Which I think supports Gemini among with all the other major AI providers, plus MCP. I have heard anecdotally that it doesn't work as well as Claude Code, so maybe there are additional smarts required to make a top notch agent.
I've also heard that Claude is just the best LLM at tool use at the moment, so YMMV with other models.
I like the fact this mcp-debug tool can present a REPL and act as a mcp server itself.
We've been developing our MCP servers by first testing the principle with the "meat robot" approach - we tell the LLM (sometimes just through the stock web interface, no coding agent) what we're able to provide and just give it what it asks for - when we find a "tool" that works well we automate it.
This feels like it's an easier way of trying that process - we're finding it's very important to build an MCP interface that works with what LLMs "want" to do. Without impedance matching it can be difficult to get the overall outcome you want (I suspect this is worse if there's not much training data out there that resembles your problem).
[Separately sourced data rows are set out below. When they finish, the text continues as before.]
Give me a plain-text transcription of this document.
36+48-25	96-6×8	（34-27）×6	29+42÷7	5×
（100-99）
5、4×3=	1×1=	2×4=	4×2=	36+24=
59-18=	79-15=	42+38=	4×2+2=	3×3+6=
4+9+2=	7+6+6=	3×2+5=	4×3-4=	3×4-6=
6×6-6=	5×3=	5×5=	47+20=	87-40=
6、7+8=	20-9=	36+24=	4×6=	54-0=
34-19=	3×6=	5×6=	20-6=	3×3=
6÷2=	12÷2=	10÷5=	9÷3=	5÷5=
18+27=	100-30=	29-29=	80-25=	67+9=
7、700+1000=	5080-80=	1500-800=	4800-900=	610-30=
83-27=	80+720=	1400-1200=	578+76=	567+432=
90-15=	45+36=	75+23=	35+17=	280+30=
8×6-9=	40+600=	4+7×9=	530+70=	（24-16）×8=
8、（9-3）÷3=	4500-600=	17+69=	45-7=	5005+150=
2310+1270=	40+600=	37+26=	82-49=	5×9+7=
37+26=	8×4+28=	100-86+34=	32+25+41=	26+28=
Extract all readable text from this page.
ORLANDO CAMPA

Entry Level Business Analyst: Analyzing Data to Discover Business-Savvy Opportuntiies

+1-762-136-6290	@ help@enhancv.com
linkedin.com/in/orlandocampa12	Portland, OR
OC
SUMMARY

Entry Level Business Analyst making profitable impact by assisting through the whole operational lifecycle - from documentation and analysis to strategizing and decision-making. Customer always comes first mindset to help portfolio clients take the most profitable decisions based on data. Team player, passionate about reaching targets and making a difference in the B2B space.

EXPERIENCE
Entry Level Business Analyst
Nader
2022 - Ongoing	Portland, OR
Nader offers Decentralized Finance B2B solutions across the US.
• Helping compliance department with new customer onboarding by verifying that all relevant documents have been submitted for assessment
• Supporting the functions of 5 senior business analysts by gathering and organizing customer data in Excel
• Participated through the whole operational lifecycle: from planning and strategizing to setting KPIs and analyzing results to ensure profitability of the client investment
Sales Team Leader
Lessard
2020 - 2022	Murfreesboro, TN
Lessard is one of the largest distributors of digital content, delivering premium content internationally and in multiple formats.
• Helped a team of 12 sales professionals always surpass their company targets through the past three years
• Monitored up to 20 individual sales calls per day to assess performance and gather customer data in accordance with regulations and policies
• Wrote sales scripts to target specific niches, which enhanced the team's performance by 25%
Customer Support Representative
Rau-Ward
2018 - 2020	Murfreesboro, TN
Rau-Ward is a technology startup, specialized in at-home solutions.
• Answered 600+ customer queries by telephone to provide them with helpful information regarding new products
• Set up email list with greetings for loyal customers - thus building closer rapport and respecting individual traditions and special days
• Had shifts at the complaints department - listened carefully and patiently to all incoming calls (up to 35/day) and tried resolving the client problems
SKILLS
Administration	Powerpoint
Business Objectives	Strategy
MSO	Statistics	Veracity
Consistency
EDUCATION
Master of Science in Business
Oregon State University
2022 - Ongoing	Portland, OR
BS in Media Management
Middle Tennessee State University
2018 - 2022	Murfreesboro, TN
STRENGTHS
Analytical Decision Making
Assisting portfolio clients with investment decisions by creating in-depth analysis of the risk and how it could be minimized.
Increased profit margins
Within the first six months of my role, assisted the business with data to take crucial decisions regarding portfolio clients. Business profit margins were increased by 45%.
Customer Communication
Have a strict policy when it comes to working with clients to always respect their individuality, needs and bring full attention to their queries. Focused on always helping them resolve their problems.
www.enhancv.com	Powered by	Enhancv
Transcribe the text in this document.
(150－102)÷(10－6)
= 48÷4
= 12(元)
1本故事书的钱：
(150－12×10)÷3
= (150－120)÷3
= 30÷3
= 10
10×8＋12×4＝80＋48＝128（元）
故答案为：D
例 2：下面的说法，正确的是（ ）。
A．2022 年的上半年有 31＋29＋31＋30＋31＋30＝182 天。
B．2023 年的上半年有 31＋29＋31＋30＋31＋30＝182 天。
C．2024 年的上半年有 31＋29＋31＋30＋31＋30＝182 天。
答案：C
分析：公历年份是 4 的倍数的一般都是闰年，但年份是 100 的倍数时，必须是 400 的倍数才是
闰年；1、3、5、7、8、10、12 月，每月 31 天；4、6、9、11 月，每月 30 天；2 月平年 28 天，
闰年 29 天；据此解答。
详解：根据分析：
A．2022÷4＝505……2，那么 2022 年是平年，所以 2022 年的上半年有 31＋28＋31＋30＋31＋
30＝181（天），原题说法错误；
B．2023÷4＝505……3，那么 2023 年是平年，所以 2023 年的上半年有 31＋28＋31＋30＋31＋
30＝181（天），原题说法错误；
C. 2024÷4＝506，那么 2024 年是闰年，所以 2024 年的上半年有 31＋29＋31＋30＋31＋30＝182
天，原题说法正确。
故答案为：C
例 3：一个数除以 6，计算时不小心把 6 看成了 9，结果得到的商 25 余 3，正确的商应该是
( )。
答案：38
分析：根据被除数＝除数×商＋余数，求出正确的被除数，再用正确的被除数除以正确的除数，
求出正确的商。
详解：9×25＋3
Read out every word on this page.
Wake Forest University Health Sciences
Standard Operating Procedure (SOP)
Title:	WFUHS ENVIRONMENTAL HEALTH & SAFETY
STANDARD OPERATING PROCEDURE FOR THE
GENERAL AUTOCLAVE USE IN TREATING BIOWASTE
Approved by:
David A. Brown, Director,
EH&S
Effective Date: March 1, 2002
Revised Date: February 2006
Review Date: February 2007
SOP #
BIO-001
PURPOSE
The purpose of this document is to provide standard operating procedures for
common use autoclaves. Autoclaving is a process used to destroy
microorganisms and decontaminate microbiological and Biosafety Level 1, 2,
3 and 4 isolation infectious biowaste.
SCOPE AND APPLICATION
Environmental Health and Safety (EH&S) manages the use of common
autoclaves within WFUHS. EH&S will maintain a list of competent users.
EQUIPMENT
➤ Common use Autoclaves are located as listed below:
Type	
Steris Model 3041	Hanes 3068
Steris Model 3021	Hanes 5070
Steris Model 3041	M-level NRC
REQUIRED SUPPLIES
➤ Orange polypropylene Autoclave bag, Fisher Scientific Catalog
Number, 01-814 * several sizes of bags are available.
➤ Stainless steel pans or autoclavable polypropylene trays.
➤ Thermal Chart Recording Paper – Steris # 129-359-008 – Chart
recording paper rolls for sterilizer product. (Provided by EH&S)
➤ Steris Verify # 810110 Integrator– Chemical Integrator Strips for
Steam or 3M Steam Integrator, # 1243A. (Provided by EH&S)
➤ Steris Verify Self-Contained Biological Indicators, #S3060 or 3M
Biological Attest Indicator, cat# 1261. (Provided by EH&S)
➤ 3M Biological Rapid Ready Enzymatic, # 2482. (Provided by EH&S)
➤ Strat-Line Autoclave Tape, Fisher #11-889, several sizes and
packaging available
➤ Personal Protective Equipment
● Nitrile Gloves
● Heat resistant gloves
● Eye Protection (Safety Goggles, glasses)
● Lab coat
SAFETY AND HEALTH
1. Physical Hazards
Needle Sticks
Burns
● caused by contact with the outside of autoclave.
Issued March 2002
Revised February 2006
What's limiting us is that Undo does need a Linux kernel - so traditional embedded programming wouldn't be a fit. Embedded Linux could work and we do support ARM64.
I've thought I bit about how you might support time travel on bare metal embedded - but actually there are hardware-assisted solutions (Lauterbach's Trace32 was one we came across) there sometimes.
I imagine some of the Roman stuff was built on even older roads and channels.